According to Blumenthal, “Many patients fall into the gray zone of being healthy with normal LDL cholesterol but also have some risk factors, including being overweight, having elevated blood sugar levels or [having] a family history of heart disease. Our study provides clear evidence that high levels of calcium in coronary arteries will increase the risk of a heart attack or a stroke. And the risk increases with the amount of calcium, whether or not patients have high levels of C-reactive protein.”
“While not everyone needs a calcium scoring test,” Blaha said, “we believe looking for calcification in coronary vessels in certain patients makes sense in order to predict who may benefit from statin therapy because the test gets right to the heart of the disease we want to treat.”
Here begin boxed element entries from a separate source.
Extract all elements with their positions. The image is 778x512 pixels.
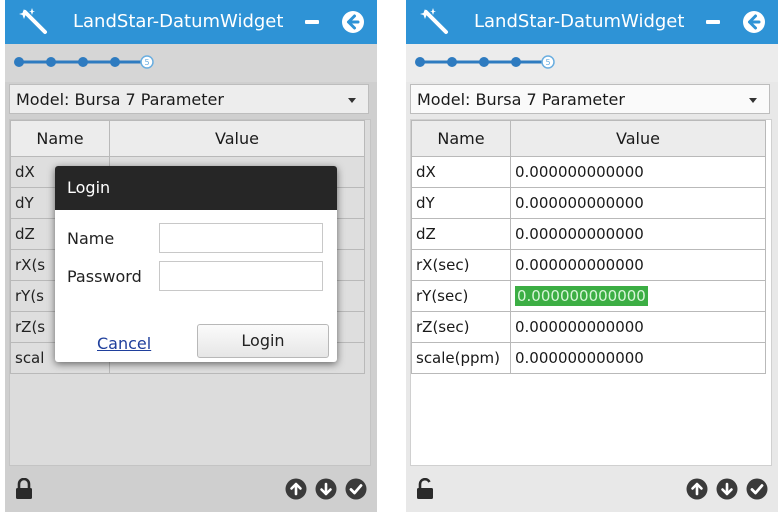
down-arrow-icon[interactable] (716, 478, 738, 500)
step-indicator: 5 (14, 55, 154, 69)
password-field[interactable] (159, 261, 323, 291)
table-row[interactable]: rX(sec) 0.000000000000 (411, 249, 766, 281)
row-value[interactable]: 0.000000000000 (510, 156, 766, 188)
table-row[interactable]: dZ 0.000000000000 (411, 218, 766, 250)
name-label: Name (67, 229, 115, 248)
step-progress: 5 (406, 44, 778, 82)
header-value: Value (510, 120, 766, 157)
model-label: Model: (16, 90, 70, 109)
back-arrow-icon[interactable] (341, 10, 365, 34)
window-title: LandStar-DatumWidget (474, 11, 685, 32)
bottom-toolbar (5, 468, 377, 512)
check-icon[interactable] (345, 478, 367, 500)
row-value[interactable]: 0.000000000000 (510, 311, 766, 343)
row-name: scale(ppm) (411, 342, 511, 374)
model-label: Model: (417, 90, 471, 109)
header-value: Value (109, 120, 365, 157)
header-name: Name (10, 120, 110, 157)
window-title: LandStar-DatumWidget (73, 11, 284, 32)
row-value[interactable]: 0.000000000000 (510, 187, 766, 219)
minimize-icon[interactable] (305, 20, 319, 24)
step-dot (511, 57, 521, 67)
model-select[interactable]: Model: Bursa 7 Parameter (9, 84, 369, 114)
row-value[interactable]: 0.000000000000 (510, 218, 766, 250)
table-header-row: Name Value (10, 120, 365, 157)
model-select-text: Model: Bursa 7 Parameter (16, 90, 224, 109)
step-dot (78, 57, 88, 67)
table-row[interactable]: scale(ppm) 0.000000000000 (411, 342, 766, 374)
row-value[interactable]: 0.000000000000 (510, 342, 766, 374)
up-arrow-icon[interactable] (285, 478, 307, 500)
step-dot (447, 57, 457, 67)
row-value-selected[interactable]: 0.000000000000 (510, 280, 766, 312)
header-name: Name (411, 120, 511, 157)
step-dot (46, 57, 56, 67)
step-dot (14, 57, 24, 67)
wand-icon (420, 8, 448, 34)
table-header-row: Name Value (411, 120, 766, 157)
login-dialog: Login Name Password Cancel Login (55, 166, 337, 362)
row-name: dX (411, 156, 511, 188)
parameter-table: Name Value dX 0.000000000000 dY 0.00000000… (410, 119, 772, 466)
step-current-label: 5 (144, 58, 149, 67)
step-dot (110, 57, 120, 67)
login-dialog-header: Login (55, 166, 337, 210)
datum-widget-window-login: LandStar-DatumWidget 5 Model: Bursa 7 Pa… (5, 0, 377, 512)
row-value[interactable]: 0.000000000000 (510, 249, 766, 281)
back-arrow-icon[interactable] (742, 10, 766, 34)
step-indicator: 5 (415, 55, 555, 69)
step-progress: 5 (5, 44, 377, 82)
title-bar: LandStar-DatumWidget (5, 0, 377, 44)
step-current-label: 5 (545, 58, 550, 67)
name-field[interactable] (159, 223, 323, 253)
row-name: dY (411, 187, 511, 219)
table-row[interactable]: dY 0.000000000000 (411, 187, 766, 219)
datum-widget-window: LandStar-DatumWidget 5 Model: Bursa 7 Pa… (406, 0, 778, 512)
login-dialog-title: Login (67, 178, 111, 197)
row-name: rZ(sec) (411, 311, 511, 343)
lock-icon[interactable] (15, 478, 33, 500)
model-select[interactable]: Model: Bursa 7 Parameter (410, 84, 770, 114)
unlock-icon[interactable] (416, 478, 436, 500)
table-row-selected[interactable]: rY(sec) 0.000000000000 (411, 280, 766, 312)
cancel-button[interactable]: Cancel (97, 334, 151, 353)
selected-value[interactable]: 0.000000000000 (515, 286, 648, 306)
up-arrow-icon[interactable] (686, 478, 708, 500)
chevron-down-icon (348, 98, 356, 103)
step-dot (479, 57, 489, 67)
model-select-text: Model: Bursa 7 Parameter (417, 90, 625, 109)
bottom-toolbar (406, 468, 778, 512)
row-name: rX(sec) (411, 249, 511, 281)
table-row[interactable]: rZ(sec) 0.000000000000 (411, 311, 766, 343)
minimize-icon[interactable] (706, 20, 720, 24)
step-dot (415, 57, 425, 67)
down-arrow-icon[interactable] (315, 478, 337, 500)
model-value: Bursa 7 Parameter (74, 90, 224, 109)
login-button[interactable]: Login (197, 324, 329, 358)
password-label: Password (67, 267, 142, 286)
row-name: rY(sec) (411, 280, 511, 312)
chevron-down-icon (749, 98, 757, 103)
title-bar: LandStar-DatumWidget (406, 0, 778, 44)
table-row[interactable]: dX 0.000000000000 (411, 156, 766, 188)
wand-icon (19, 8, 47, 34)
row-name: dZ (411, 218, 511, 250)
model-value: Bursa 7 Parameter (475, 90, 625, 109)
check-icon[interactable] (746, 478, 768, 500)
Added Blumenthal, “Our data support recent American Heart Association guidelines, which say it is reasonable to order a coronary calcium scan for adults who are considered to be at intermediate risk of a heart attack over the next 10 years. A high coronary calcium score would indicate that statin therapy would likely be a useful strategy to lower that person’s cardiovascular risk.”
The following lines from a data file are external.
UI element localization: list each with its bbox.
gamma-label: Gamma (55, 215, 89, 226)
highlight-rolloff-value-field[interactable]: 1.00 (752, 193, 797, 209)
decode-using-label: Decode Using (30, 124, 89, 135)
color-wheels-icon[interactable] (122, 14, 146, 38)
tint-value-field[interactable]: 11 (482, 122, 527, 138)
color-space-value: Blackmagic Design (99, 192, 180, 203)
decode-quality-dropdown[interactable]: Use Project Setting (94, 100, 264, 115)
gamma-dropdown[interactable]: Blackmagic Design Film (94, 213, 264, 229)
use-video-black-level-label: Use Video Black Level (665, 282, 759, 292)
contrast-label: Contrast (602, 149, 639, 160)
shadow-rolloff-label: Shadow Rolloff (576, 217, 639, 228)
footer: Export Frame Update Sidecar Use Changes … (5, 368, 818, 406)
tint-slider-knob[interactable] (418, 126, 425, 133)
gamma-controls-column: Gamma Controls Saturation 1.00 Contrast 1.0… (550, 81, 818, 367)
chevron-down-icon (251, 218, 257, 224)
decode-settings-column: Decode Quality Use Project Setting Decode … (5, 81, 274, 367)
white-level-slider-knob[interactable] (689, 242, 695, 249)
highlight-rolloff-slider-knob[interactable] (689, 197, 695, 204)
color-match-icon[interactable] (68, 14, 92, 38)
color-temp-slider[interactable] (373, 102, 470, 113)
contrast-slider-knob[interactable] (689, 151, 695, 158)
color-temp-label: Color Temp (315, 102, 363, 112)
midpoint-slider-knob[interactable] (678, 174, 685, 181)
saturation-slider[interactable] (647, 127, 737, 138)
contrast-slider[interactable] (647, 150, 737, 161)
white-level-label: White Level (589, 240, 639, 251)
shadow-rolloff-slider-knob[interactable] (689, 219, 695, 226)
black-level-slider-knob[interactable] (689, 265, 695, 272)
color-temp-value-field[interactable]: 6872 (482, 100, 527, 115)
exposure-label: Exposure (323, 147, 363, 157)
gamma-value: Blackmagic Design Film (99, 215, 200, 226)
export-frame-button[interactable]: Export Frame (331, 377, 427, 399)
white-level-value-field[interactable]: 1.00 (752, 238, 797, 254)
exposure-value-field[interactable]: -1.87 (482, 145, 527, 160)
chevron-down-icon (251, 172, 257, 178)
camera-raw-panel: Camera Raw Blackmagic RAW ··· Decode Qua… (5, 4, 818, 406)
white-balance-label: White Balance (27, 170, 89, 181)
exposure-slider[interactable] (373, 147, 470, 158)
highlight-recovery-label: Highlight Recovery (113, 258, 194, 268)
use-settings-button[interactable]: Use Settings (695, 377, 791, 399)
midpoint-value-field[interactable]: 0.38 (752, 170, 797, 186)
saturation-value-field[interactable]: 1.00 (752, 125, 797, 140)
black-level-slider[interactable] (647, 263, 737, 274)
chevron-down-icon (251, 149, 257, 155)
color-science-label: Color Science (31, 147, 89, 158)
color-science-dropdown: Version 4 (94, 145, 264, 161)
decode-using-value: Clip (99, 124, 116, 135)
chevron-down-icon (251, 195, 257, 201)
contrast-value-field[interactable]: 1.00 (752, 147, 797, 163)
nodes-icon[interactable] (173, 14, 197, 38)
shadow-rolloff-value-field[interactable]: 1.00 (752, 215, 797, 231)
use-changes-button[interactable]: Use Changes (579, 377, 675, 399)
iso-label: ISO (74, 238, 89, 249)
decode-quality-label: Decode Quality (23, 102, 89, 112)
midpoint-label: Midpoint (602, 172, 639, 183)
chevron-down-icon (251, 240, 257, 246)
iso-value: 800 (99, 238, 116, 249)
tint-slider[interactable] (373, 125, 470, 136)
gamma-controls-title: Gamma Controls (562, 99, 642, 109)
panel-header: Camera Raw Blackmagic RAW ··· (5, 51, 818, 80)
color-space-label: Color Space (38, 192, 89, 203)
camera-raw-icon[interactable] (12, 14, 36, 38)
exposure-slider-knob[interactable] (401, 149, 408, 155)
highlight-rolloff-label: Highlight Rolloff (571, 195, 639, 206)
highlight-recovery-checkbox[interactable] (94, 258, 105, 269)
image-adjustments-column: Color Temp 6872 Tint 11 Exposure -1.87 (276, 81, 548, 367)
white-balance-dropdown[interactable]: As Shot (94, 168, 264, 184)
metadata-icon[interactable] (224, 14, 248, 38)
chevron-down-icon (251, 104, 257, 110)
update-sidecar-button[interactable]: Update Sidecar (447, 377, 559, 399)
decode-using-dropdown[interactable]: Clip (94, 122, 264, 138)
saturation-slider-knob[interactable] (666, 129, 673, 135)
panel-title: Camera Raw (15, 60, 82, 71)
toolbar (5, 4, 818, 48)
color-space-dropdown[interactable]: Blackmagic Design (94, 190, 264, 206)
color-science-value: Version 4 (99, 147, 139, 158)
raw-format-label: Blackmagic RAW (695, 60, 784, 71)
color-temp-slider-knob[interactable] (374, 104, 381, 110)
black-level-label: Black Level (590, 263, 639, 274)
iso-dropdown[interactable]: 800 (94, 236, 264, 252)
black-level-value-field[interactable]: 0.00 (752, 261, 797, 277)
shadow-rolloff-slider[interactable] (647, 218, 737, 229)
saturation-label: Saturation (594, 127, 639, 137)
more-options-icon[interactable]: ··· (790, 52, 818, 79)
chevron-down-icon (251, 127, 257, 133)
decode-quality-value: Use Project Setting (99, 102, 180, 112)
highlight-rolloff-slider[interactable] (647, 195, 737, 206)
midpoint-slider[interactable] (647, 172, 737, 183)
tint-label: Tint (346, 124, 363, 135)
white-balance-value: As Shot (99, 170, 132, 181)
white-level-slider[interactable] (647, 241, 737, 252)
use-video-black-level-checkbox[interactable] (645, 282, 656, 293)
In addition to Blaha and Blumenthal, Hopkins investigators involved in this research were study senior investigator Khurram Nasir, who is now at the Yale University School of Medicine, Andrew DeFilippis and Joao Lima. Other researchers were Matthew Budoff, of the Los Angeles Biomedical Research Institute at Harbor-UCLA Medical Center in Torrance, Calif.; Juan Rivera and Arthur Agatston, both of the University of Miami; Ron Blankstein, of Brigham and Women’s Hospital in Boston; and Dan O’Leary, of Carney Hospital in Dorchester, Mass.